Notes: Our strains (KUMCC 21-0619 and KUMCC 21-0620) clustered with other Pararoussoella species with 75% ML bootstrap support and 0.98 BYPP value. Our collections can be distinguished from P. juglandicola and P. quercina based on its ovate yellowish conidia. In contrast, P. juglandicola has subcylindrical, brown conidia, and P. quercina has broadly ellipsoid, brown conidia (Crous et al. 2019, 2020). In addition, P. juglandicola and P. quercina were found as asexual morphs in sporulated cultures, whereas we obtained our strains asexual morph in nature. We did not find the sexual morph of P. lincangensis in nature. Therefore, a comparison between our new collections and other sexual morphs of Pararoussoella species (Roussoella mangrovei, P. mukdahanensis, P. rosarum) was not possible. However, based on the phylogenetic distinctiveness, P. lincangensis can be distinguished from Roussoella mangrovei, P. Mukdahanensis and P. rosarum. Herein, we introduce Pararoussoella lincangensis as a new species based on its distinct morphology and analysis of the combined LSU, ITS, tef1-α, and rpb2 dataset.

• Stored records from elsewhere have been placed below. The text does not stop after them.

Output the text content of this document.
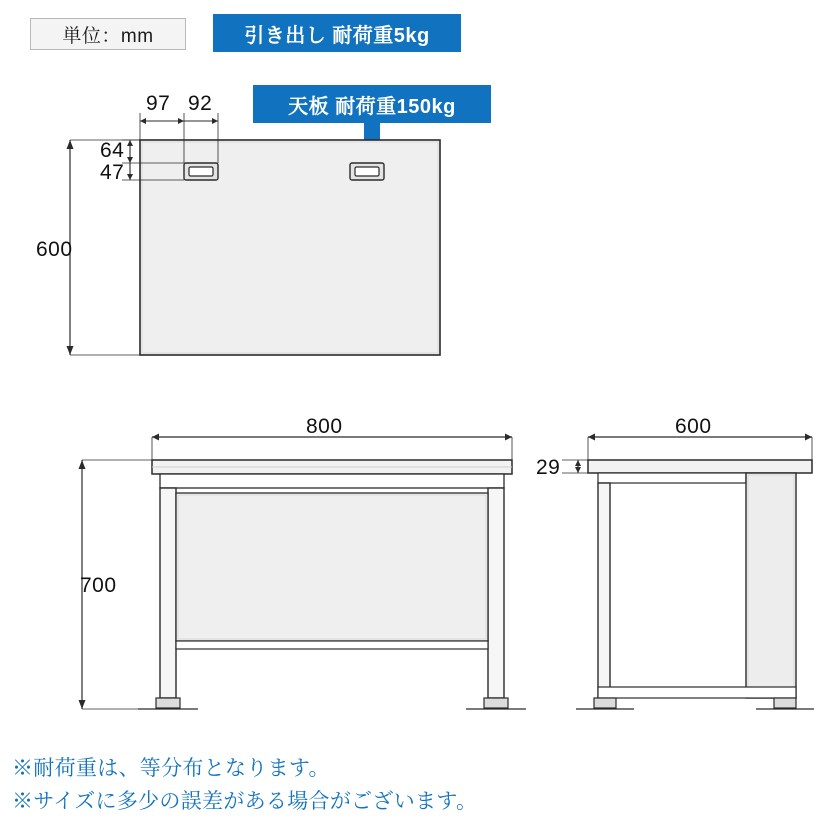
単位：mm	引き出し 耐荷重5kg
天板 耐荷重150kg
600
64
47
97 92
800
700
600
29
※耐荷重は、等分布となります。
※サイズに多少の誤差がある場合がございます。
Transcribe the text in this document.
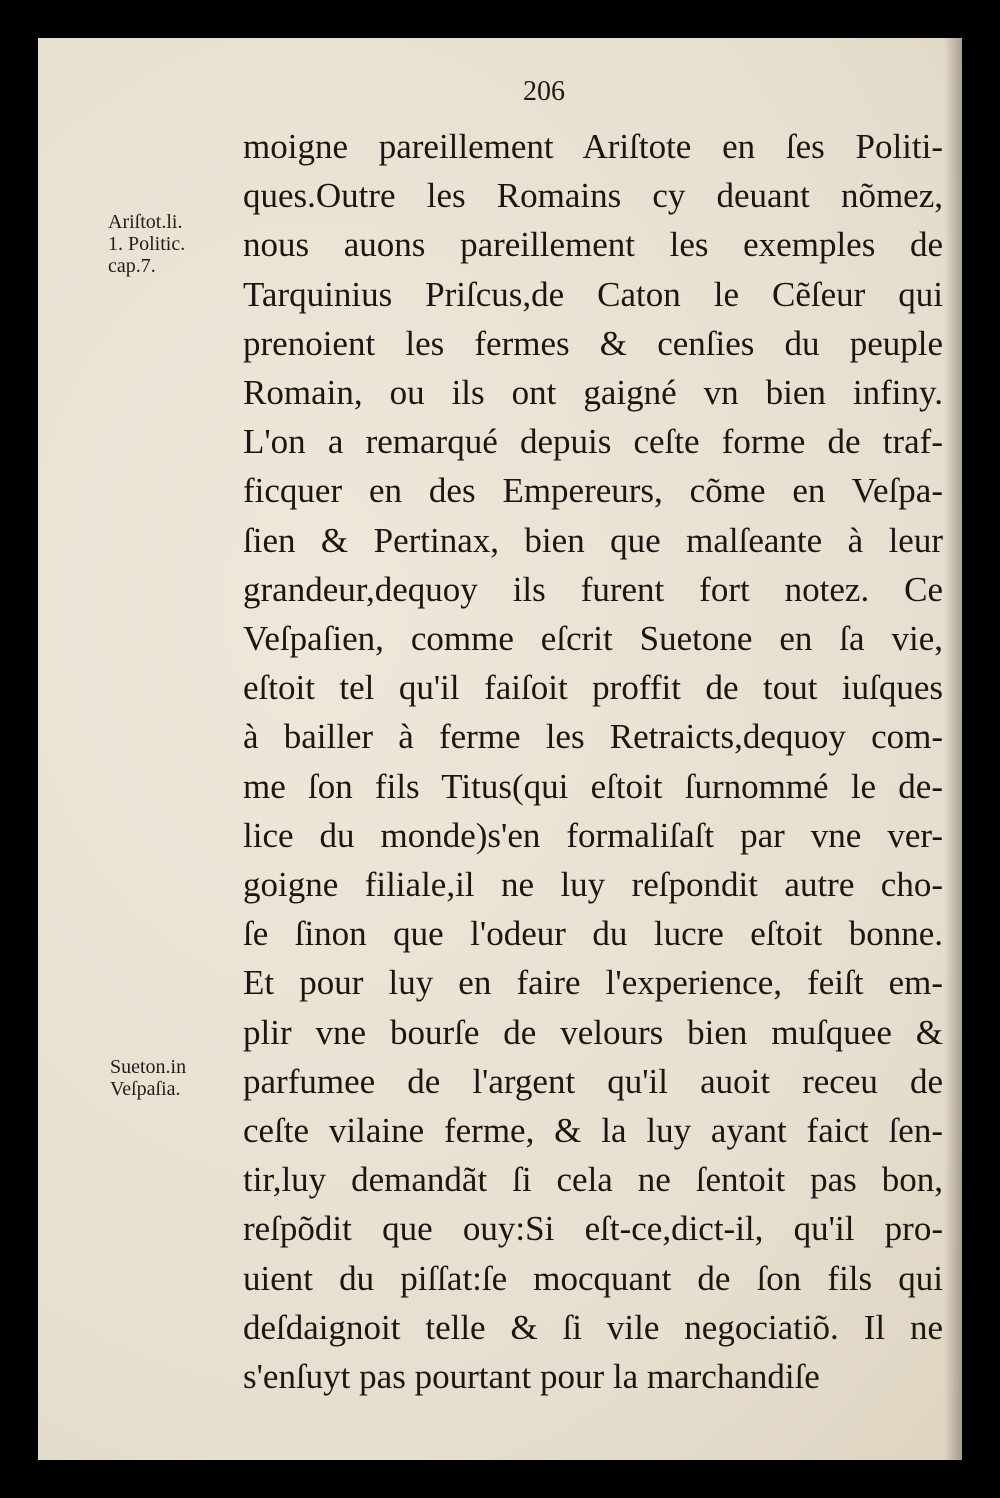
206
Ariſtot.li.
1. Politic.
cap.7.
Sueton.in
Veſpaſia.
moigne pareillement Ariſtote en ſes Politi-
ques.Outre les Romains cy deuant nõmez,
nous auons pareillement les exemples de
Tarquinius Priſcus,de Caton le Cẽſeur qui
prenoient les fermes & cenſies du peuple
Romain, ou ils ont gaigné vn bien infiny.
L'on a remarqué depuis ceſte forme de traf-
ficquer en des Empereurs, cõme en Veſpa-
ſien & Pertinax, bien que malſeante à leur
grandeur,dequoy ils furent fort notez. Ce
Veſpaſien, comme eſcrit Suetone en ſa vie,
eſtoit tel qu'il faiſoit proffit de tout iuſques
à bailler à ferme les Retraicts,dequoy com-
me ſon fils Titus(qui eſtoit ſurnommé le de-
lice du monde)s'en formaliſaſt par vne ver-
goigne filiale,il ne luy reſpondit autre cho-
ſe ſinon que l'odeur du lucre eſtoit bonne.
Et pour luy en faire l'experience, feiſt em-
plir vne bourſe de velours bien muſquee &
parfumee de l'argent qu'il auoit receu de
ceſte vilaine ferme, & la luy ayant faict ſen-
tir,luy demandãt ſi cela ne ſentoit pas bon,
reſpõdit que ouy:Si eſt-ce,dict-il, qu'il pro-
uient du piſſat:ſe mocquant de ſon fils qui
deſdaignoit telle & ſi vile negociatiõ. Il ne
s'enſuyt pas pourtant pour la marchandiſe
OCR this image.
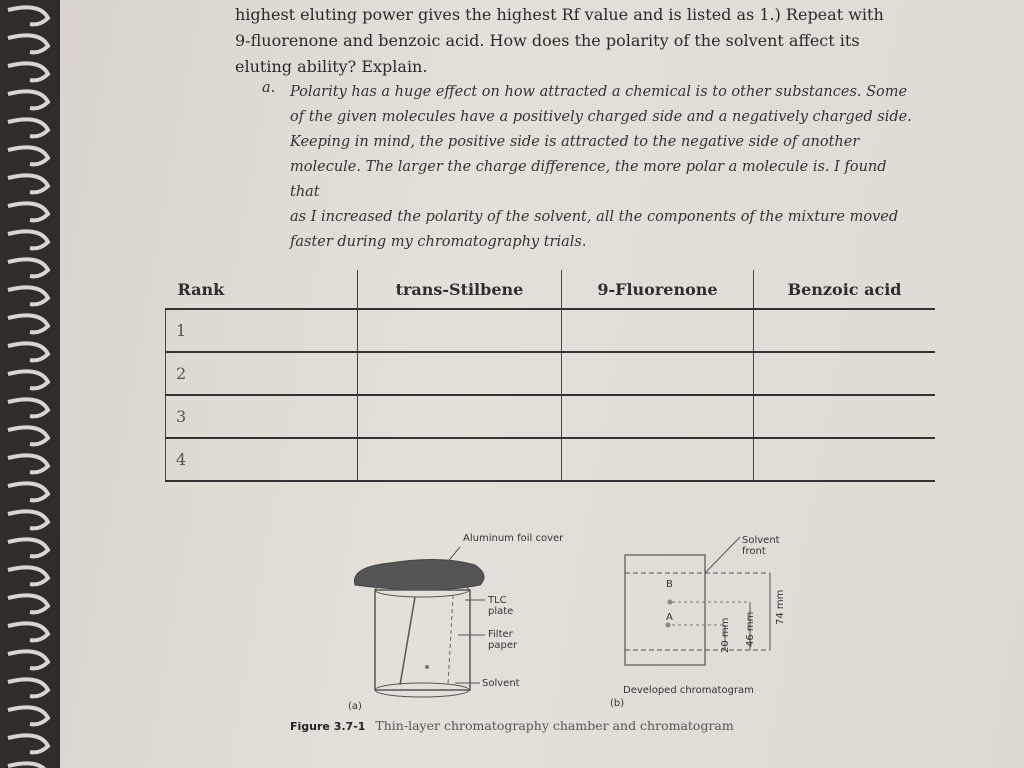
highest eluting power gives the highest Rf value and is listed as 1.) Repeat with
9-fluorenone and benzoic acid. How does the polarity of the solvent affect its
eluting ability? Explain.
a. Polarity has a huge effect on how attracted a chemical is to other substances. Some
of the given molecules have a positively charged side and a negatively charged side.
Keeping in mind, the positive side is attracted to the negative side of another
molecule. The larger the charge difference, the more polar a molecule is. I found that
as I increased the polarity of the solvent, all the components of the mixture moved
faster during my chromatography trials.
Rank	trans-Stilbene	9-Fluorenone	Benzoic acid
1			
2			
3			
4			
Aluminum foil cover
TLC plate
Filter paper
Solvent
(a)
Solvent front
B
A
20 mm 46 mm
74 mm
Developed chromatogram
(b)
Figure 3.7-1 Thin-layer chromatography chamber and chromatogram
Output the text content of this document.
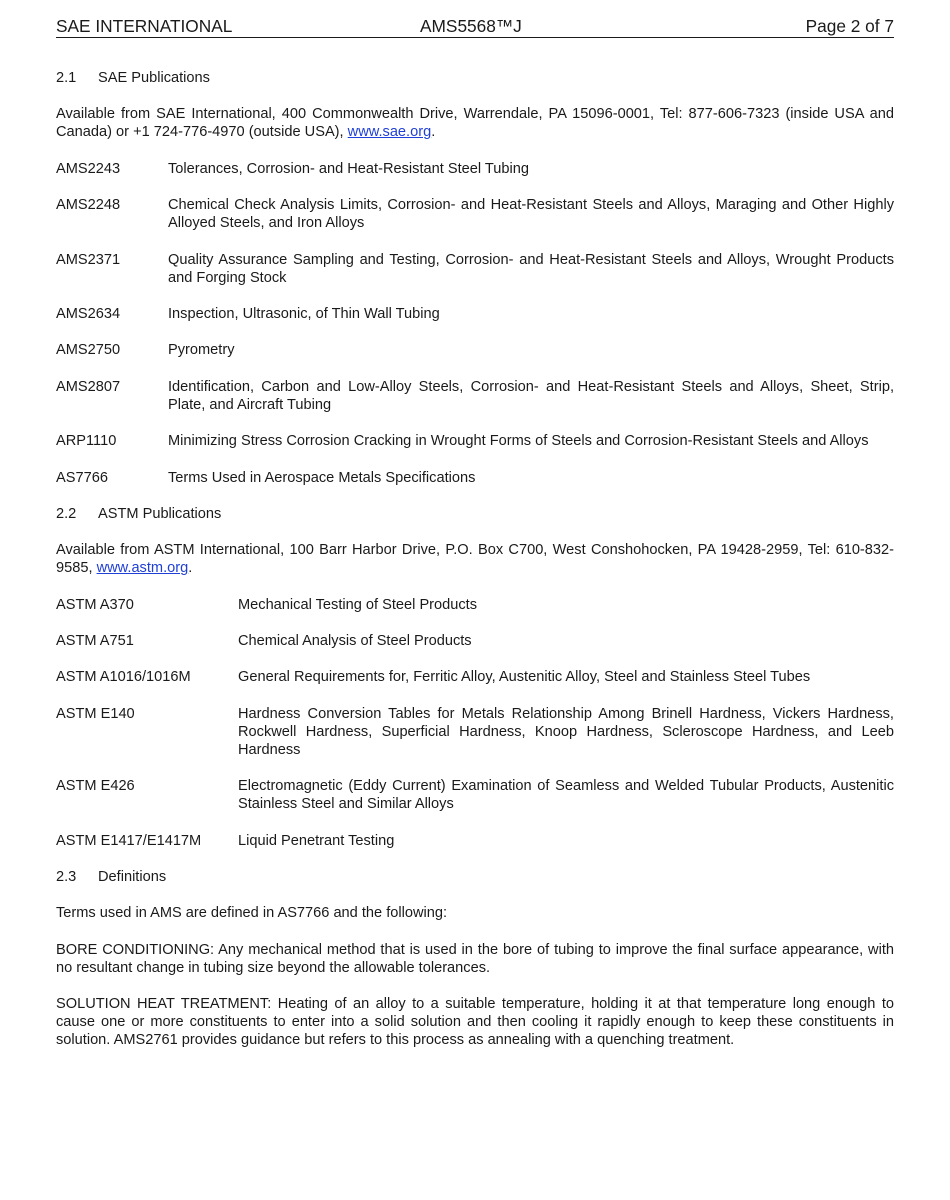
SAE INTERNATIONAL	AMS5568™J	Page 2 of 7
2.1 SAE Publications

Available from SAE International, 400 Commonwealth Drive, Warrendale, PA 15096-0001, Tel: 877-606-7323 (inside USA and Canada) or +1 724-776-4970 (outside USA), www.sae.org.

AMS2243	Tolerances, Corrosion- and Heat-Resistant Steel Tubing
AMS2248	Chemical Check Analysis Limits, Corrosion- and Heat-Resistant Steels and Alloys, Maraging and Other Highly Alloyed Steels, and Iron Alloys
AMS2371	Quality Assurance Sampling and Testing, Corrosion- and Heat-Resistant Steels and Alloys, Wrought Products and Forging Stock
AMS2634	Inspection, Ultrasonic, of Thin Wall Tubing
AMS2750	Pyrometry
AMS2807	Identification, Carbon and Low-Alloy Steels, Corrosion- and Heat-Resistant Steels and Alloys, Sheet, Strip, Plate, and Aircraft Tubing
ARP1110	Minimizing Stress Corrosion Cracking in Wrought Forms of Steels and Corrosion-Resistant Steels and Alloys
AS7766	Terms Used in Aerospace Metals Specifications
2.2 ASTM Publications

Available from ASTM International, 100 Barr Harbor Drive, P.O. Box C700, West Conshohocken, PA 19428-2959, Tel: 610-832-9585, www.astm.org.

ASTM A370	Mechanical Testing of Steel Products
ASTM A751	Chemical Analysis of Steel Products
ASTM A1016/1016M	General Requirements for, Ferritic Alloy, Austenitic Alloy, Steel and Stainless Steel Tubes
ASTM E140	Hardness Conversion Tables for Metals Relationship Among Brinell Hardness, Vickers Hardness, Rockwell Hardness, Superficial Hardness, Knoop Hardness, Scleroscope Hardness, and Leeb Hardness
ASTM E426	Electromagnetic (Eddy Current) Examination of Seamless and Welded Tubular Products, Austenitic Stainless Steel and Similar Alloys
ASTM E1417/E1417M	Liquid Penetrant Testing
2.3 Definitions

Terms used in AMS are defined in AS7766 and the following:

BORE CONDITIONING: Any mechanical method that is used in the bore of tubing to improve the final surface appearance, with no resultant change in tubing size beyond the allowable tolerances.

SOLUTION HEAT TREATMENT: Heating of an alloy to a suitable temperature, holding it at that temperature long enough to cause one or more constituents to enter into a solid solution and then cooling it rapidly enough to keep these constituents in solution. AMS2761 provides guidance but refers to this process as annealing with a quenching treatment.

Figure 1. Phylogram generated from ML analysis based on LSU, ITS, tef1-α, and rpb2 sequence data, representing Roussoellaceae. Related sequences are obtained following Zhang et al. (2020b). Sixty strains are included in the combined analyses, which comprise 3136 characters for LSU, ITS, tef1-α, and rpb2 alignment. Torula herbarum (CBS 111855) and T. hollandica (CBS 220.69) were used as the outgroup taxa. The best-scoring RAxML tree with a final likelihood value of -22805.534061 is presented. The matrix had 1172 distinct alignment patterns, with 25.96% of undetermined characters or gaps. Estimated base frequencies were as follows; A = 0.240512, C = 0.264779, G = 0.272734, T = 0.221974; substitution rates AC = 1.942253, AG = 5.228557, AT = 2.132197, CG = 1.362679, CT = 10.344711, GT = 1.0000. The tree topology of the ML analysis is similar to the Bayesian analysis. Bootstrap values for ML equal to or greater than 70% and BYPP values greater than 0.95 (the rounding of values to 2 decimal proportions) are labelled on the nodes. Strains of the newly described species are in blue, while type strains are in bold.